On admission, he had signs of respiratory distress and poor perfusion. He was pale and dyspnoeic, with a temperature of 41.2°C and 96% saturation in room air. Lung auscultation revealed bronchial breath sounds in the right upper field. Resolving lesions typical of varicella were seen on skin examination. The rest of the physical and neurological examination was normal. Chest x ray showed consolidation in the right upper lobe with air bronchogram. A diagnosis of lobar bronchopneumonia was made and IV ceftriaxone was started.
On day 5, chest x ray showed an airspace cavity with air fluid level at the anterior segment of the right upper lobe. On lateral decubitus a shifting of the same level was noted, indicating a free fluid containing cavity (figs 1 and 2). Antibiotic treatment was continued for four weeks, leading to complete clinical resolution. No invasive procedure was performed. Chest x ray performed three months after admission was unremarkable.

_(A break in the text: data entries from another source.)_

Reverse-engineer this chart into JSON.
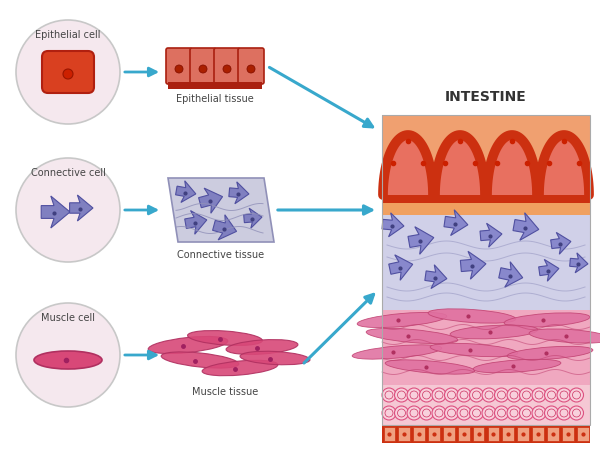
{
  "title": "INTESTINE",
  "labels": {
    "epithelial_cell": "Epithelial cell",
    "epithelial_tissue": "Epithelial tissue",
    "connective_cell": "Connective cell",
    "connective_tissue": "Connective tissue",
    "muscle_cell": "Muscle cell",
    "muscle_tissue": "Muscle tissue"
  },
  "colors": {
    "background": "#ffffff",
    "circle_fill": "#f5e8ee",
    "circle_edge": "#c8c8c8",
    "epithelial_cell_fill": "#d94020",
    "epithelial_cell_dark": "#b02010",
    "epithelial_tissue_fill": "#dd6050",
    "epithelial_tissue_dark": "#aa2010",
    "connective_cell_fill": "#8080c0",
    "connective_bg": "#c8c8e0",
    "muscle_cell_fill": "#d84878",
    "muscle_cell_dark": "#b03060",
    "intestine_epithelial_top": "#cc3010",
    "intestine_epithelial_fill": "#e88060",
    "intestine_connective_bg": "#d0d0e8",
    "intestine_muscle_bg": "#f0a8c0",
    "intestine_circle_bg": "#f5c8d4",
    "intestine_bottom_red": "#cc3010",
    "intestine_bottom_inner": "#f0a080",
    "arrow_color": "#38a8cc",
    "text_color": "#444444",
    "title_color": "#333333"
  }
}
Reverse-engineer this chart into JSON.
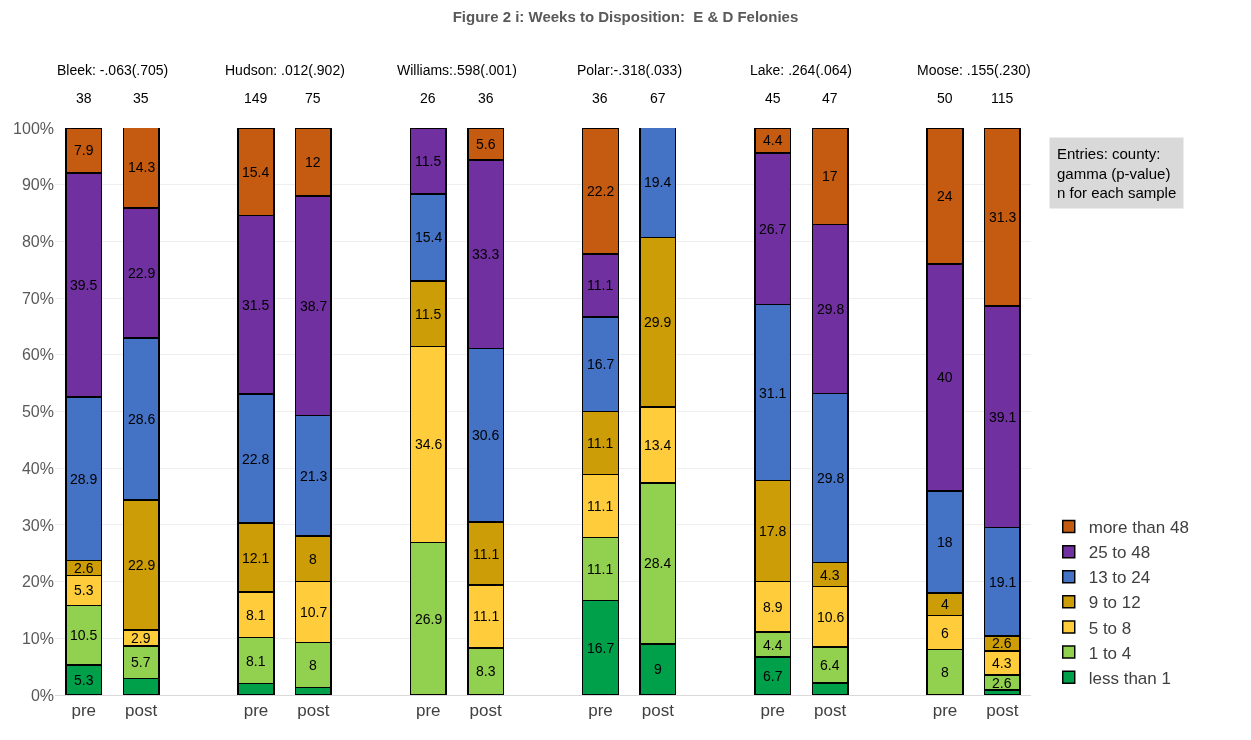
{
  "chart_data": {
    "type": "bar",
    "stacked": true,
    "title": "Figure 2 i: Weeks to Disposition:  E & D Felonies",
    "categories": [
      "pre",
      "post",
      null,
      "pre",
      "post",
      null,
      "pre",
      "post",
      null,
      "pre",
      "post",
      null,
      "pre",
      "post",
      null,
      "pre",
      "post"
    ],
    "series": [
      {
        "name": "less than 1",
        "color": "#00a04a",
        "values": [
          5.3,
          2.9,
          null,
          2,
          1.3,
          null,
          null,
          null,
          null,
          16.7,
          9,
          null,
          6.7,
          2.1,
          null,
          null,
          0.9
        ],
        "value_labels": [
          "5.3",
          null,
          null,
          null,
          null,
          null,
          null,
          null,
          null,
          "16.7",
          "9",
          null,
          "6.7",
          null,
          null,
          null,
          null
        ]
      },
      {
        "name": "1 to 4",
        "color": "#92d050",
        "values": [
          10.5,
          5.7,
          null,
          8.1,
          8,
          null,
          26.9,
          8.3,
          null,
          11.1,
          28.4,
          null,
          4.4,
          6.4,
          null,
          8,
          2.6
        ],
        "value_labels": [
          "10.5",
          "5.7",
          null,
          "8.1",
          "8",
          null,
          "26.9",
          "8.3",
          null,
          "11.1",
          "28.4",
          null,
          "4.4",
          "6.4",
          null,
          "8",
          "2.6"
        ]
      },
      {
        "name": "5 to 8",
        "color": "#ffcd3c",
        "values": [
          5.3,
          2.9,
          null,
          8.1,
          10.7,
          null,
          34.6,
          11.1,
          null,
          11.1,
          13.4,
          null,
          8.9,
          10.6,
          null,
          6,
          4.3
        ],
        "value_labels": [
          "5.3",
          "2.9",
          null,
          "8.1",
          "10.7",
          null,
          "34.6",
          "11.1",
          null,
          "11.1",
          "13.4",
          null,
          "8.9",
          "10.6",
          null,
          "6",
          "4.3"
        ]
      },
      {
        "name": "9 to 12",
        "color": "#cc9d06",
        "values": [
          2.6,
          22.9,
          null,
          12.1,
          8,
          null,
          11.5,
          11.1,
          null,
          11.1,
          29.9,
          null,
          17.8,
          4.3,
          null,
          4,
          2.6
        ],
        "value_labels": [
          "2.6",
          "22.9",
          null,
          "12.1",
          "8",
          null,
          "11.5",
          "11.1",
          null,
          "11.1",
          "29.9",
          null,
          "17.8",
          "4.3",
          null,
          "4",
          "2.6"
        ]
      },
      {
        "name": "13 to 24",
        "color": "#4472c4",
        "values": [
          28.9,
          28.6,
          null,
          22.8,
          21.3,
          null,
          15.4,
          30.6,
          null,
          16.7,
          19.4,
          null,
          31.1,
          29.8,
          null,
          18,
          19.1
        ],
        "value_labels": [
          "28.9",
          "28.6",
          null,
          "22.8",
          "21.3",
          null,
          "15.4",
          "30.6",
          null,
          "16.7",
          "19.4",
          null,
          "31.1",
          "29.8",
          null,
          "18",
          "19.1"
        ]
      },
      {
        "name": "25 to 48",
        "color": "#7030a0",
        "values": [
          39.5,
          22.9,
          null,
          31.5,
          38.7,
          null,
          11.5,
          33.3,
          null,
          11.1,
          null,
          null,
          26.7,
          29.8,
          null,
          40,
          39.1
        ],
        "value_labels": [
          "39.5",
          "22.9",
          null,
          "31.5",
          "38.7",
          null,
          "11.5",
          "33.3",
          null,
          "11.1",
          null,
          null,
          "26.7",
          "29.8",
          null,
          "40",
          "39.1"
        ]
      },
      {
        "name": "more than 48",
        "color": "#c55a11",
        "values": [
          7.9,
          14.3,
          null,
          15.4,
          12,
          null,
          null,
          5.6,
          null,
          22.2,
          null,
          null,
          4.4,
          17,
          null,
          24,
          31.3
        ],
        "value_labels": [
          "7.9",
          "14.3",
          null,
          "15.4",
          "12",
          null,
          null,
          "5.6",
          null,
          "22.2",
          null,
          null,
          "4.4",
          "17",
          null,
          "24",
          "31.3"
        ]
      }
    ],
    "ylim": [
      0,
      100
    ],
    "yticks": [
      {
        "value": 0,
        "label": "0%"
      },
      {
        "value": 10,
        "label": "10%"
      },
      {
        "value": 20,
        "label": "20%"
      },
      {
        "value": 30,
        "label": "30%"
      },
      {
        "value": 40,
        "label": "40%"
      },
      {
        "value": 50,
        "label": "50%"
      },
      {
        "value": 60,
        "label": "60%"
      },
      {
        "value": 70,
        "label": "70%"
      },
      {
        "value": 80,
        "label": "80%"
      },
      {
        "value": 90,
        "label": "90%"
      },
      {
        "value": 100,
        "label": "100%"
      }
    ],
    "grid": "y",
    "legend": "bottom right",
    "annotations": [
      "Bleek: -.063(.705)",
      "Hudson: .012(.902)",
      "Williams:.598(.001)",
      "Polar:-.318(.033)",
      "Lake: .264(.064)",
      "Moose: .155(.230)",
      "38",
      "35",
      "149",
      "75",
      "26",
      "36",
      "36",
      "67",
      "45",
      "47",
      "50",
      "115",
      "Entries: county:\ngamma (p-value)\nn for each sample"
    ]
  }
}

Lung abscesses are circumscribed, thick walled cavities in the lung containing purulent material. Diagnosis is usually made on the basis of characteristic roentgenographic findings. The abscess cavity becomes visible when air entering from the bronchus creates an air–fluid level over the pus and may be missed if only a supine film is taken.
Asher and Levershe1 noted that the roentgenographic appearance of a lung abscess is often dramatic and may therefore cause considerable alarm and lead to overtreatment. They argue that “children with a lung abscess usually do well with antibiotic therapy alone, and it is unusual to require other therapy”.
In our patient, the lung abscess followed a varicella infection. Conservative treatment with intravenous antibiotics for four weeks led to a complete recovery.